The right hand not knowing what the left hand’s doing. Robbing Peter to pay Paul. Talking out of both sides of the mouth. . . . They’re all clichés that aptly describe how the U.S. Congress too often works. Especially when Congress insists on knee-jerk reactions to plaster complex problems with superficial solutions instead of conducting thorough investigations into the root of a problem, followed by a well-reasoned corrective and preventive action plan (CAPA).
If Congress were a biopharma company, the FDA would have hit it repeatedly with warning letters for its inadequate responses, lack of CAPAs, failure to build quality into its processes, transparency deficit and mishandling of adverse event reports (read “unintended consequences”). And if it were a foreign biopharma, it would be a permanent entry on the FDA’s import alert list.
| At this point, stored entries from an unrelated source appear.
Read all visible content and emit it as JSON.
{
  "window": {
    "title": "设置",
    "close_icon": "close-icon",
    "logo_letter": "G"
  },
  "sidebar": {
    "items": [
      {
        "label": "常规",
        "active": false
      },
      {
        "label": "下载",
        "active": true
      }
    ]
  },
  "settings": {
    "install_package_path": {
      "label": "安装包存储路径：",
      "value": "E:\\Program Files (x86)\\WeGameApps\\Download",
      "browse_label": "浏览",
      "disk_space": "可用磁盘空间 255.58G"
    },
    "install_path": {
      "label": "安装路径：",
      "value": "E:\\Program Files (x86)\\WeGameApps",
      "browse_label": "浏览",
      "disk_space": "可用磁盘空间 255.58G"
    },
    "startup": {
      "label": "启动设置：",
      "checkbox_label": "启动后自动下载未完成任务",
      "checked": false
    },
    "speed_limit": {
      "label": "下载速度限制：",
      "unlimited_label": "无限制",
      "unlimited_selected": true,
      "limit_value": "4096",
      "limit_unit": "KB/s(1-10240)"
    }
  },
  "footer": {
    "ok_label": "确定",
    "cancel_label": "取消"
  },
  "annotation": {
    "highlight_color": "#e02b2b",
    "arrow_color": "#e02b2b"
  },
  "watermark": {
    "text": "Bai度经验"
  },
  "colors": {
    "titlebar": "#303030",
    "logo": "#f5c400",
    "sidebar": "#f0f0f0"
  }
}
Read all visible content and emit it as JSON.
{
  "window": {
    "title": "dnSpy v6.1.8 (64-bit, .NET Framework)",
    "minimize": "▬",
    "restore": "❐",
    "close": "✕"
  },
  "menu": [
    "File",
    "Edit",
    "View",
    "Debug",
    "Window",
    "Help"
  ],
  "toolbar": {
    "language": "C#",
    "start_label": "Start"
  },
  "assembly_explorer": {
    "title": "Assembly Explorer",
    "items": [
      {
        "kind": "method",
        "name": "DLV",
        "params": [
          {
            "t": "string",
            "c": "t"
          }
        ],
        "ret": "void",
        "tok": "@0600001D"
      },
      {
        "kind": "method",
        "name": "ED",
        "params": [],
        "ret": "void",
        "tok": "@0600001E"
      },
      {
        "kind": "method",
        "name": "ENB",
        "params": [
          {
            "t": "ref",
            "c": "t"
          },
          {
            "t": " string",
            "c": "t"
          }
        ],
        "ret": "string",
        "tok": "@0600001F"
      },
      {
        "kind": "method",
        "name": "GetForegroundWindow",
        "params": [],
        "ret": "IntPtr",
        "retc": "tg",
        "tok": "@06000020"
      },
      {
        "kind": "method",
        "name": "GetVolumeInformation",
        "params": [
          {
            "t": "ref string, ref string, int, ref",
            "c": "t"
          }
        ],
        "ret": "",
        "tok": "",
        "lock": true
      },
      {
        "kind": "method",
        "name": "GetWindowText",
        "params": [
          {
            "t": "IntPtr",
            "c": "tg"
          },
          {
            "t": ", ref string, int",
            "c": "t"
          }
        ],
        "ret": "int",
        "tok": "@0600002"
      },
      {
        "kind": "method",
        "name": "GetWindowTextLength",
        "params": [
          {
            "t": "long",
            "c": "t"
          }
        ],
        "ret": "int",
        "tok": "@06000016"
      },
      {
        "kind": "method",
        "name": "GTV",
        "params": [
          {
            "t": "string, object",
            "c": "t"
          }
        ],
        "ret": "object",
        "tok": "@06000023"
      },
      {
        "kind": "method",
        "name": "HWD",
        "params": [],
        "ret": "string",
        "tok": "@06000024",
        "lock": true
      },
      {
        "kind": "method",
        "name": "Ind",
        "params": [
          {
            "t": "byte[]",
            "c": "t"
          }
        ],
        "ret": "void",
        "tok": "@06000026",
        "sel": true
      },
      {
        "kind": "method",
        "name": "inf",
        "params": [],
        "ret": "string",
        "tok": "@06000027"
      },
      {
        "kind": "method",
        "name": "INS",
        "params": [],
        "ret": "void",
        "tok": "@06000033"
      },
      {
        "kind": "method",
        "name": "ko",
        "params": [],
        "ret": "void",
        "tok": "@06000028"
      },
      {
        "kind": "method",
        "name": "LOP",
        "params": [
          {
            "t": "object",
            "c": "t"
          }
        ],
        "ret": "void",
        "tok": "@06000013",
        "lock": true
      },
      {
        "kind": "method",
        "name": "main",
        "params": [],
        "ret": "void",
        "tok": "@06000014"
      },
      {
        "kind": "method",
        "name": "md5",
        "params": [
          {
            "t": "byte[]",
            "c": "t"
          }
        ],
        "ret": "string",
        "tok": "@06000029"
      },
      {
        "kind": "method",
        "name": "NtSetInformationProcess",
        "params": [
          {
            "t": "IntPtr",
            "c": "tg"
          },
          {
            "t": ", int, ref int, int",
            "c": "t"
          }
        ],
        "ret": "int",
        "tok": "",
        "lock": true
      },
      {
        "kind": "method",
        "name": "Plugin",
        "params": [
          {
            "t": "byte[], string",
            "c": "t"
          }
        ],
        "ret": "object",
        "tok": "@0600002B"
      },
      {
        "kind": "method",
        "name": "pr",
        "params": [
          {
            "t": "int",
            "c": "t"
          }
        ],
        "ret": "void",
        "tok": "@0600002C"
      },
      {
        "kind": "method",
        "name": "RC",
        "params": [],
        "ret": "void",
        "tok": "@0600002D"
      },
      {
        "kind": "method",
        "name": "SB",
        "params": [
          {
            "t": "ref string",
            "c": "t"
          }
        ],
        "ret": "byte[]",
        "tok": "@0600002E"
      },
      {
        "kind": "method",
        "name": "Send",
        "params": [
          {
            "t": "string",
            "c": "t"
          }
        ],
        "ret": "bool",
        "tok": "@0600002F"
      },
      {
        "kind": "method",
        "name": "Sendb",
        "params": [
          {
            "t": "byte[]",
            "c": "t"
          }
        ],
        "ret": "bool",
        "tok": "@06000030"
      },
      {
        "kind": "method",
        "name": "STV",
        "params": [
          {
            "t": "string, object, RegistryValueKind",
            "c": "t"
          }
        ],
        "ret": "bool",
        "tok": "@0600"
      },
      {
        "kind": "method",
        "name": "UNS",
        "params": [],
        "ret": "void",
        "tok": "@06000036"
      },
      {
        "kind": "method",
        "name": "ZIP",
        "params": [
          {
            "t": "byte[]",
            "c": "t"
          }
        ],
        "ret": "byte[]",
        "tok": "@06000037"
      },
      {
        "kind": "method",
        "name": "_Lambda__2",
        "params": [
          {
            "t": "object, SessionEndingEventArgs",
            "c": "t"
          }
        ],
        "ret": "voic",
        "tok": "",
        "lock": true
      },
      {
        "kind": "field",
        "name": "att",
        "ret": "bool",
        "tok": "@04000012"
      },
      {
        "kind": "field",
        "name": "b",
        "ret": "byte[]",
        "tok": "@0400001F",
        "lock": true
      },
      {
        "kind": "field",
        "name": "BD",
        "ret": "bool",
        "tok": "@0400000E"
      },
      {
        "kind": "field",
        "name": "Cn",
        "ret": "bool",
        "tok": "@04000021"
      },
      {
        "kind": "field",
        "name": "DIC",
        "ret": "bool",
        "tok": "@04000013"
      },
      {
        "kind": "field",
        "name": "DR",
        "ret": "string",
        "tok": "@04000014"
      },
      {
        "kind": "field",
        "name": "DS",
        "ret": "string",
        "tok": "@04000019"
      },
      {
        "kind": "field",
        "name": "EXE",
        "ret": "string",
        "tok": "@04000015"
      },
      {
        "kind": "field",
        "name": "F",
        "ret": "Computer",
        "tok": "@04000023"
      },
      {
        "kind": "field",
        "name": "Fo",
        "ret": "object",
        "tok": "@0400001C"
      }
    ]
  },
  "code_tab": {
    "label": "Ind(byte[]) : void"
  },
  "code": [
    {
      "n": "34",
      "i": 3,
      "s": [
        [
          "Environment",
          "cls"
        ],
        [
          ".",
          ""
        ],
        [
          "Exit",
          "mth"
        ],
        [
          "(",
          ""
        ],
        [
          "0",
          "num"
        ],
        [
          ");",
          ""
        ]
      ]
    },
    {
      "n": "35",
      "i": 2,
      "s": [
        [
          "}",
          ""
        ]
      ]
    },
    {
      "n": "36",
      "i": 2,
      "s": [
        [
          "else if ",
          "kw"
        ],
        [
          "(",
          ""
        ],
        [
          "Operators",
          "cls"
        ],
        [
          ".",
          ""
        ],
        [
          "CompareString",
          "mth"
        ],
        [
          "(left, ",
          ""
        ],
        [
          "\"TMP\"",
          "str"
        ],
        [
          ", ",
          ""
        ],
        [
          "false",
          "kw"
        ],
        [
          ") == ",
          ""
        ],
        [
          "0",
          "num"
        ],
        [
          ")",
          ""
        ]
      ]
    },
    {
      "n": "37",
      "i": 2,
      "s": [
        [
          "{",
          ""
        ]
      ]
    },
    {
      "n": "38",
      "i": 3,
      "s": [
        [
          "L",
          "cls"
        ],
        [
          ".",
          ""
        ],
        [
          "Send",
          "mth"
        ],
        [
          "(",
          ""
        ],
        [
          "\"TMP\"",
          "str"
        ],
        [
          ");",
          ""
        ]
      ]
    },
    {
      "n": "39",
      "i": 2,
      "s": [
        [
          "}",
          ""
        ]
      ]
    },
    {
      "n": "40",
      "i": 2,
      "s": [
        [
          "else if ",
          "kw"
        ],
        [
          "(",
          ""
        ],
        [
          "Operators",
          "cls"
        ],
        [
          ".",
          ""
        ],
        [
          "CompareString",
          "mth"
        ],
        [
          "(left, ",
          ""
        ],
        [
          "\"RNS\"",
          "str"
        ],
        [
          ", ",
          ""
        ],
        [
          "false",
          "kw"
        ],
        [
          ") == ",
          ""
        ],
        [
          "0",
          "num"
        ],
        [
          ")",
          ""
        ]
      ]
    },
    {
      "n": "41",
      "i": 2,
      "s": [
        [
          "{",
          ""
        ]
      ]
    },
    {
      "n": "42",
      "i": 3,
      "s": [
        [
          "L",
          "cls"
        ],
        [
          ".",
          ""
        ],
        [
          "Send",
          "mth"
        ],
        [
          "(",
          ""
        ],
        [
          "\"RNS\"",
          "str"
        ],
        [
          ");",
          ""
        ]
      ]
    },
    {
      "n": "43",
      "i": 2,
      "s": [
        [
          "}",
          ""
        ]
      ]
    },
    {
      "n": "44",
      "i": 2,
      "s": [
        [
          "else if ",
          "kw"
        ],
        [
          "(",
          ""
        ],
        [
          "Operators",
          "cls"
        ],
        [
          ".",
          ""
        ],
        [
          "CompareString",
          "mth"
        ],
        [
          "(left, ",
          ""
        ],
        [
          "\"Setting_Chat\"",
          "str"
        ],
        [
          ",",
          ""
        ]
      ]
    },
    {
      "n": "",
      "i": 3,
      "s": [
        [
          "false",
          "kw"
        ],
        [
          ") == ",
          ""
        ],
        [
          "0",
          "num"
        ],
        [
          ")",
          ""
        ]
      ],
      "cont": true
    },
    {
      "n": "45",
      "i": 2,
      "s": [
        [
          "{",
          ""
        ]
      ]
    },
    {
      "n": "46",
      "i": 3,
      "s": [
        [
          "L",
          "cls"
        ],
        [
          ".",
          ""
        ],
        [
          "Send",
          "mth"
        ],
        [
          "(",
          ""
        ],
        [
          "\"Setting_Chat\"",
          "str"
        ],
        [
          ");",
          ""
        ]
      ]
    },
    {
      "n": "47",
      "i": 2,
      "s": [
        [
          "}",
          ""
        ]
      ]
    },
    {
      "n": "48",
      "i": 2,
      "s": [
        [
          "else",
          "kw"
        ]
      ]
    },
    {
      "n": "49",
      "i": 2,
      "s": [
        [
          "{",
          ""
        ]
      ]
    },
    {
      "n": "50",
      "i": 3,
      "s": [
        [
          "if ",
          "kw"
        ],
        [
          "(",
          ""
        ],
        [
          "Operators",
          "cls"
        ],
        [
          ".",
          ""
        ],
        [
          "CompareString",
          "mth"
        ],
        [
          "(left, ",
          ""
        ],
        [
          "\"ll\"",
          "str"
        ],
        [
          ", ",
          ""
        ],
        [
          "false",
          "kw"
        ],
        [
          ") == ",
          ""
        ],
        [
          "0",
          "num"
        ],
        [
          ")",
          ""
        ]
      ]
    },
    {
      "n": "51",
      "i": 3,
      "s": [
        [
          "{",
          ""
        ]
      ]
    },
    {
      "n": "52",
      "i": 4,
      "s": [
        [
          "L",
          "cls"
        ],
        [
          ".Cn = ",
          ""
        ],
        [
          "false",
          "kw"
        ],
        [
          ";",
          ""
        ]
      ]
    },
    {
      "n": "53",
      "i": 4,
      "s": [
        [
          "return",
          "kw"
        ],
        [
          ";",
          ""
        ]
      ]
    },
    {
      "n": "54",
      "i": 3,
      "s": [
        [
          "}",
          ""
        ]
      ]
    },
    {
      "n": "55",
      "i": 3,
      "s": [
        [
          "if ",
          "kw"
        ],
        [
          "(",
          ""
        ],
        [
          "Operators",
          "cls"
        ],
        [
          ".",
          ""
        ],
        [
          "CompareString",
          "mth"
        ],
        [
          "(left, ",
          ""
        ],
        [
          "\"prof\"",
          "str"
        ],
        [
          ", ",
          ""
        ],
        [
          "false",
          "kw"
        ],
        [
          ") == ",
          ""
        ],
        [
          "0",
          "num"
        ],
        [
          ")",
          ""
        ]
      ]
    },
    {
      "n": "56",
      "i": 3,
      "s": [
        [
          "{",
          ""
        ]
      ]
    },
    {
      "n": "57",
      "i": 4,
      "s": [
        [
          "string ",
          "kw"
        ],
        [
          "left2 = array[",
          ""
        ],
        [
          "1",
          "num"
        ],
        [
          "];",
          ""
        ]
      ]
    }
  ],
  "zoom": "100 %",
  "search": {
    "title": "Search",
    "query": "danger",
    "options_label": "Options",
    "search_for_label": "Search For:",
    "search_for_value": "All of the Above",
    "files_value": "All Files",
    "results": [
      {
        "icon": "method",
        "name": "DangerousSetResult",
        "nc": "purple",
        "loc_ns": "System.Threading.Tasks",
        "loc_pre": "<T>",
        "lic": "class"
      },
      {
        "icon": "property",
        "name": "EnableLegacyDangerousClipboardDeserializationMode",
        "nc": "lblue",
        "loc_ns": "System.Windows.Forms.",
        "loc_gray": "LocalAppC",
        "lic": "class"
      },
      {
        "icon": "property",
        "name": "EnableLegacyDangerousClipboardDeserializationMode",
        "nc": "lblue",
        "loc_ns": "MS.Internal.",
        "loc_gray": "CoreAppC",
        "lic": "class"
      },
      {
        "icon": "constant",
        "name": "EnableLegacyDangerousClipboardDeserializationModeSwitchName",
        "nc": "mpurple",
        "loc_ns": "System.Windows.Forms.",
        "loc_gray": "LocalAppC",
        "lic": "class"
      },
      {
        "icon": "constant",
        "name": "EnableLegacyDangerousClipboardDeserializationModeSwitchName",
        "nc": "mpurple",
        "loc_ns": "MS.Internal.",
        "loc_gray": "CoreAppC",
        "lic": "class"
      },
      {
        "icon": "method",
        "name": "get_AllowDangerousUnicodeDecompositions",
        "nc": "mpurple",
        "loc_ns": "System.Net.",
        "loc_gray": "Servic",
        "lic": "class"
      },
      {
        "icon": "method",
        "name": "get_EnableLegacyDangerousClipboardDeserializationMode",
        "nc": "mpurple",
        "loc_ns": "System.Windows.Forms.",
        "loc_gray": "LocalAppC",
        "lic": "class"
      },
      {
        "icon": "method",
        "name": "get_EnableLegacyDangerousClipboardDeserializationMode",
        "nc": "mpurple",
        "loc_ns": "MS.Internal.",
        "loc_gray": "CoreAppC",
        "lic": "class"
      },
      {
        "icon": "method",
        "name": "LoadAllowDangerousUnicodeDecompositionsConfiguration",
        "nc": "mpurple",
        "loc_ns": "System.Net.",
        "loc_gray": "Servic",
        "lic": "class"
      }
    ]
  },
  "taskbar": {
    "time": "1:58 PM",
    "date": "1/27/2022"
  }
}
The current push to allow the importation of prescription drugs from Canada is a perfect example of the clichés at work in Congress. Beleaguered by the public outcry against ever-higher drug prices, many lawmakers are reflexively kicking their legs while grabbing for the quickest way to show voters that they share the pain and they’re doing something about it. But that response is like a drug company telling the FDA, “You can trust us to clean up our act and fix the problems,” without submitting a CAPA to show that they’ve seriously evaluated the root cause and come up with a plan that will provide a permanent solution.
On the surface, importing drugs from Canada seems like a no-brainer, especially when the Canadian version is virtually the same drug as the one approved by the FDA for the U.S. market – except a whole lot cheaper. But there’s the rub. How can Congress ensure that drugs imported from Canada are all that they claim to be?
While more than 40 countries have or are implementing security measures to protect their drug supply chain, Canada’s not one of them, Brian Daleiden, vice president of industry marketing at Tracelink Inc., told BioWorld. That puts importation – from Canada, at least – on a collision course with the U.S. Drug Supply Chain Security Act (DSCSA), which Congress passed in 2013 as part of the Drug Quality and Security Act.
Just as importation is a response to drug prices, the DSCSA was a reaction to contaminated heparin and follow-on fears of counterfeit and other substandard drugs making their way into medicine cabinets and pharmacy shelves across the U.S. It, in effect, builds a secure fence around the legitimate supply chain of drugs approved for the U.S. market, regardless of where they’re manufactured, Daleiden said.
Unlike importation legislation, the DSCSA was more of a CAPA than a knee-jerk reaction. It stemmed from discussions with regulators and stakeholders throughout the supply chain to ensure the final plan was doable without any unintended consequences.
Besides circumventing all the congressionally mandated safeguards of the DSCSA, allowing the importation of drugs from Canada would create an uneven playing field in their own front yard for sponsors of FDA-approved drugs that have to spend millions of dollars to comply with the track-and-trace provisions of the DSCSA. That’s another congressional contradiction, as U.S. lawmakers typically bash trading partners that use their regulatory schemes to disadvantage American companies.
Importation may be an easy cliché for a representative or senator trying to convince constituents that he or she feels their pain, but it is not the CAPA that’s needed to rein in drug prices.